The reason they are found in hand-made wigs and larger hairpieces is because both a wig and a large hairpiece (that encompasses the curves of the head) are not a flat shape. When flat fabric needs to make a rounded skull shape, some form of dart is involved. Another reason you may run into them along your wig making journey is when making alterations to a wig.
As I have mentioned before on this blog, I recommend gaining some sewing skills before you set about hand-making wig foundations and large hairpiece bases. Both of these tasks require not only sewing skills such as knowledge of various sewing stitches, haberdashery and perhaps how to use a sewing machine, but also an innate understanding of how to use fabric to design and make something you are evisaging in your head.
There are a few rules that should be followed when making wig foundations and hairpiece bases that incorporate darts:
- Unless the person you are making for has an uneven head shape (for some reason), aim to make the darts 'even'. That means: if you have a dart over one ear, you should have one over the other ear. In reality this usually means making the first dart smaller, and then making another dart the other side, taking up the rest of the slack you have realeased off the first dart you made (so basically halving the dart you had initially made).
- Darts on the side should be turned towards the back.
- Darts on the crown and back should be turned towards the centre.
- With wigs, if pinned correctely darts should not be placed on the vertex.
The red triangles are the 'darts', the blue line on the side view is the wig edge. The red line denotes the middle of the wig; it is helpful to mentally divide the wig down the middle so that you ensure you have an equal dart on the opposite side. You can see why you would want the darts to be even, as it helps to create a symmetary to the wig shape and ensure it fits properly without being bulky.
|Example of darts placement on a wig - note that each one is mirrored by an equal on the opposite side|
Re: #1 - When laying the lace/tulle/net/monofilament, or whatever fabric it is you are using to make the foundation/base, you will intially pin various points of the material and start to make darts as you lay and stretch the fabric to make the rounded scalp shape. As you then move further back, or around to the other side of the block/head, you will find that you need to unpin some points that you have already pinned in order to make the cap smooth and shaped correctly. In the case of darts, I try to pin both sides at the same time because I know I need to create an equal dart on the other side. I.e. if I am pinning a dart on the right side, I will start adjusting the left side in the same place/location, using temporary pins half-pushed-in (rather than completely pushed in/fixed) to hold sections, so that I create two equal darts on both sides, instead of one large one on one side. How many darts you end up using depends on the person's head shape that you are making the wig for, and how many pieces of material you are using to make the wig. Some wigs are made using only 1 type of material as the base. Others have several sections to their pattern and use a different piece of material for each section. Regardless, the same principle applies throughout.

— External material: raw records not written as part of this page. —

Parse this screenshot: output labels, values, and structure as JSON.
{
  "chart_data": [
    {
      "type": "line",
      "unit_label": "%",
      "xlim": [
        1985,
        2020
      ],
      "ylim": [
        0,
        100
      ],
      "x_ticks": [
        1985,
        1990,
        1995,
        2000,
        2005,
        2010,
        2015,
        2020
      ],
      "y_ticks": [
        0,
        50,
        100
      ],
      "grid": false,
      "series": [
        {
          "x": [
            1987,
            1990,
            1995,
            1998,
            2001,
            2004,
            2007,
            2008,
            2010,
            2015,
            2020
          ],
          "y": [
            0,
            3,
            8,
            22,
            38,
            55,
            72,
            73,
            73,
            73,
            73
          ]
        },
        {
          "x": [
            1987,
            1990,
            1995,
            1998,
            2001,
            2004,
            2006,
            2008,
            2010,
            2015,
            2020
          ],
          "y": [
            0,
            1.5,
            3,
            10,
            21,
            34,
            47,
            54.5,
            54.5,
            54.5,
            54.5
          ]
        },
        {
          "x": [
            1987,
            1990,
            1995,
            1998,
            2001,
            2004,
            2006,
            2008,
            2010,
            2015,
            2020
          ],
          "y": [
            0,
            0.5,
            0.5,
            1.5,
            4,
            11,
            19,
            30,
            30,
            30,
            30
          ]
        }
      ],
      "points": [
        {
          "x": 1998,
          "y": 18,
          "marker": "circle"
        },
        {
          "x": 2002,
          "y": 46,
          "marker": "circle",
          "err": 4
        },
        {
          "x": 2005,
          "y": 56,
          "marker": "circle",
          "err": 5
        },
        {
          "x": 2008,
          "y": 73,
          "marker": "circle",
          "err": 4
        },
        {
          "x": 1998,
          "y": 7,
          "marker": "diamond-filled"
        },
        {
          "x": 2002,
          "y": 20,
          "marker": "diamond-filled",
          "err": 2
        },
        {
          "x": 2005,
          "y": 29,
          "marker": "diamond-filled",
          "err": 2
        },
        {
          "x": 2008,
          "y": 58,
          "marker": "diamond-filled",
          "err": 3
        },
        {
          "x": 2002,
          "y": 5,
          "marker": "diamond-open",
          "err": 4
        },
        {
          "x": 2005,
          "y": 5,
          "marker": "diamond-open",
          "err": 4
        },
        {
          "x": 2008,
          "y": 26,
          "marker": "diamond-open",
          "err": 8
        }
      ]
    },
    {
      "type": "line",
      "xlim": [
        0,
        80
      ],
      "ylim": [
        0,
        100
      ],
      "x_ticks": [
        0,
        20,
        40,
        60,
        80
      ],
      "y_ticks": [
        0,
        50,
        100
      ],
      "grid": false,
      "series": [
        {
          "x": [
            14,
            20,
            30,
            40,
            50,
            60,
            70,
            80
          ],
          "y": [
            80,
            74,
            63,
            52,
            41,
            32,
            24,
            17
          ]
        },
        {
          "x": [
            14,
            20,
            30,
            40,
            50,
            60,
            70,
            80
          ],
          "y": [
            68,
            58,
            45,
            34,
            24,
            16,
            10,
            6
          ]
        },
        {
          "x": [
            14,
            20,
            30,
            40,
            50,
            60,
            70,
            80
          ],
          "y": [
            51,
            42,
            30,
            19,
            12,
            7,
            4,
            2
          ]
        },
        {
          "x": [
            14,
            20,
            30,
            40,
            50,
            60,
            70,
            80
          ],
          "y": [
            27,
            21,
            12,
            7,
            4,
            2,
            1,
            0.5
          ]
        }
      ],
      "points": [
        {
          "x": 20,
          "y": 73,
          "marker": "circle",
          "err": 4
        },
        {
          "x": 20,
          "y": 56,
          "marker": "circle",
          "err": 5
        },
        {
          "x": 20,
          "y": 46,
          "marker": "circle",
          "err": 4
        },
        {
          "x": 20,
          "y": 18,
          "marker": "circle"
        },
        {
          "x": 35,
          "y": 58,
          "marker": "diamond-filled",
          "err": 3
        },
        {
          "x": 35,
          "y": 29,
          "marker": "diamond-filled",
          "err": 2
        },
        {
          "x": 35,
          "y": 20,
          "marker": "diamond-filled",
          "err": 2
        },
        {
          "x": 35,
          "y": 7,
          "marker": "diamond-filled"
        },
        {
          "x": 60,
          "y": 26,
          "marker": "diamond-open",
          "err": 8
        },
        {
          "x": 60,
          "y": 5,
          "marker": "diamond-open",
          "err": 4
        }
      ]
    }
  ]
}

Re: #2 and #3 - When you make a dart, you literally pull a section of fabric up in your hand and then fold it over, as it is essentially 'excess' material. You would then pin it, to hold the excess fabric in place while you pin the rest of the wig material onto the block. There are different types of darts used in dress making and other types of sewing, but usually in wig making, darts are triangular in shape because of the cap shape we are creating.
Here is an example of how a dart is created:
The blue arrow indicates the fabric being pulled over so that the two yellow lines meet (the yellow line edge of the fabric on the right side lays on top of the yellow line edge of the fabric on the left side). After pinning the whole wig, you would then sew along the pinned edge of each dart - along the yellow line, so that the fabric is joined together permanently and, most importantly, lies flat. I sew mine along both edges to make sure they are totally smooth and low-profile.
It is also imporant to follow a basic rule when marking darts on a wig:
Darts on the left - fold towards the right
Darts on the right - fold towards the left
Or... another way of looking at it = if you are making a dart on the side, you are folding towards the rear of the head/wig and if you are making a dart on the back, you are folding towards the opposite ear.
Re: #4 - As a general rule of thumb, it is less desireable to create darts on the vertex (the vertex being the top of the head from front harline to crown and from side to side before the head curves away). The reason for this is because you want the area everyone looks at (the top and front) to look seamless, and smooth... as if the person is not wearing a wig. Sometimes we have to make darts in this area due to the fabric being used and/or the shape of a person's head. In this case, it is very important to think about their placement. You want to think about the hairstyle that the wig will end up being styled in. E.g. if the wig is going to have a partline, don't make a dart that shows in this area. If the hair is going to be brushed back for some reason (ponytail or up-do or short hairdo) and/or you are creating a wig with a very fine, graduated hairline, putting a dart somewhere at the front will be more likely to show. Usually one would aim to have no darts on the front hairline, and if you need to put darts in the front section of the wig, then place them over the ears, or along a line around the crown (but avoiding any partline or open crown areas).
|Example of a wig dart|
|Purple lines highlight the two darts - |
one is deep over the ear, but misses the vertex and the other
is on the side pointing towards the crown, but again is hidden.